Back to the movie. Renfield has a spooky carriage ride to the castle. The carriage driver is Dracula himself, in disguise. For the second time we see Renfield lose his cool, as for the second time he angrily shouts at a carriage driver for going too quickly. Of course there's no driver, just a bat flying between the horses.
And he's freaked out by the state of the castle, once he gets in. The driver vanishes and takes Renfield's bags with him. The castle itself is wrecked, filthy, covered in vermin.
A good establishing shot of the interior of the castle |
Bats in the window. Unfortunately the bat puppets didn't age well. |
Pull in on Renfield looking at the bats and around the hall.
Renfield looking about, a tighter shot |
Cut to Dracula walking down the stairs with a lit candle.
Dracula walking down |
Check out his precise position. He's just to the right of the central pillar, quite near to Renfield. If he had walked down the stairs to get to this point, we would have seen him in a prior shot. We would have had audio cues added to the mix, shoes on stone or something. There just wasn't time for him to get there. It's eerie, jarring, literally impossible. You might not understand what you're seeing, but you'll sure get a little bit weirded out watching it, you'll feel some alarms going off even so.
Turn around Renfield! Turn around!!! |
Bela Lugosi's performance here is pretty bizarre. He never goes for the obvious line read. He is slow, alternating between stiff and graceful. His intonations and stresses make no sense for any real person to say. Obviously it works!
Renfield turns around and his face is awful |
Renfield is surprised by and afraid of everything he's just seen, but as soon as Dracula introduces himself, he calms right down. Why? Everything is still just as creepy! Don't calm down, Renfield! Stay suspicious!
He says he thought he had come to the wrong place. It should be obvious that this is still the wrong place, that nothing here is right. He mentions his bags, for the second time. He'll bring them up at least two more times, he really cares about those bags.
This is all the characterization pre-vamp Renfield gets.
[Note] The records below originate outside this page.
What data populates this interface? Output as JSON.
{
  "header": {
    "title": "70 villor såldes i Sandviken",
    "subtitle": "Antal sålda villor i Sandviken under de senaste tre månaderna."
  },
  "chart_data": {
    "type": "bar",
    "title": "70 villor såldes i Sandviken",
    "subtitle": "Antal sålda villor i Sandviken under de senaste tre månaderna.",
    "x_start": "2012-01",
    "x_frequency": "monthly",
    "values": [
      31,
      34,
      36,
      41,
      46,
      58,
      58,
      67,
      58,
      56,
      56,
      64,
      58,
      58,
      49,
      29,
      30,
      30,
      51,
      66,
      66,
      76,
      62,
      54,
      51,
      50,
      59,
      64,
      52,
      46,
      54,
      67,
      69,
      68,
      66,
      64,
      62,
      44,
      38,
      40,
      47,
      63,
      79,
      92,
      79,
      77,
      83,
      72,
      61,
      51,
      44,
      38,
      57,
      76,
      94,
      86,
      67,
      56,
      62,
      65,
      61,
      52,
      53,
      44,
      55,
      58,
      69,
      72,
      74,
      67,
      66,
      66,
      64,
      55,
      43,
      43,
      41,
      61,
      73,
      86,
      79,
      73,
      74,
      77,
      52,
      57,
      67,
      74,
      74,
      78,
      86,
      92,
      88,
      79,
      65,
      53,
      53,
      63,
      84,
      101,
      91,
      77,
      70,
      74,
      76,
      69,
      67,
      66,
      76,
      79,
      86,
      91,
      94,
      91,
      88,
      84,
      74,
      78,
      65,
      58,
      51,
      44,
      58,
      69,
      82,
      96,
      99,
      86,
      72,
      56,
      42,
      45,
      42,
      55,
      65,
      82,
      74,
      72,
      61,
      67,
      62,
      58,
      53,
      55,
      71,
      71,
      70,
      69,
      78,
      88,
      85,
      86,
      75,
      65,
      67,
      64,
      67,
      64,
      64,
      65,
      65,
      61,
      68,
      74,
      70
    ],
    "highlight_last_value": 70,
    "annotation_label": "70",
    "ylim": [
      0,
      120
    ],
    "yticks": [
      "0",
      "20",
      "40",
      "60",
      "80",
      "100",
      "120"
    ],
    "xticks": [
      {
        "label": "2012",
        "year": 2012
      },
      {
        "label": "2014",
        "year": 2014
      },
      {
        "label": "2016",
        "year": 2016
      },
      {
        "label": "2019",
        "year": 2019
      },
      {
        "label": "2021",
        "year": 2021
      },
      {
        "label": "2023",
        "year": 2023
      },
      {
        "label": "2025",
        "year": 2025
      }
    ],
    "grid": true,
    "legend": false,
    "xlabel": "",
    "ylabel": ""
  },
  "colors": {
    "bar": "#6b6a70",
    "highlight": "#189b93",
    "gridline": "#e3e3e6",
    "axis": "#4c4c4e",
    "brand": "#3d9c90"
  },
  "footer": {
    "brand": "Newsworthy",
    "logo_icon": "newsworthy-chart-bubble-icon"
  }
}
He's focused on business and his own property. He's concerned about his bags, but he's not concerned about the wild animals running amok, the creepy aura of his client, or the warnings of the Romanians.
Why is just hearing "I am Count Dracula" so reassuring to Renfield? Because the count is rich, and Renfield is here to do business. He's back in his element, as far as he knows, whatever else is going on.
Dracula: "I bid you -- welcome" |
Let's say a bit about Dracula's outfit. It's super formal. It's probably a bit dated -- we don't see anybody else wearing a medallion like that, and his vest is cut a little differently from the other members of high society. But he's not dressed like a clown, nor an alien. He's dressed like somebody really rich, with great taste, wearing clothes he bought a decade ago. It's too bad everybody remembers Bela Lugosi's Dracula as a hammy and overdressed caricature, because here, he's real and believable.
Ok, we're over a thousand words and we're only 10 minutes into the movie, so I'll call it here for now and write more posts about the movie later. The big topics for the rest of the movie -- gender, insanity, and science. Catch you then.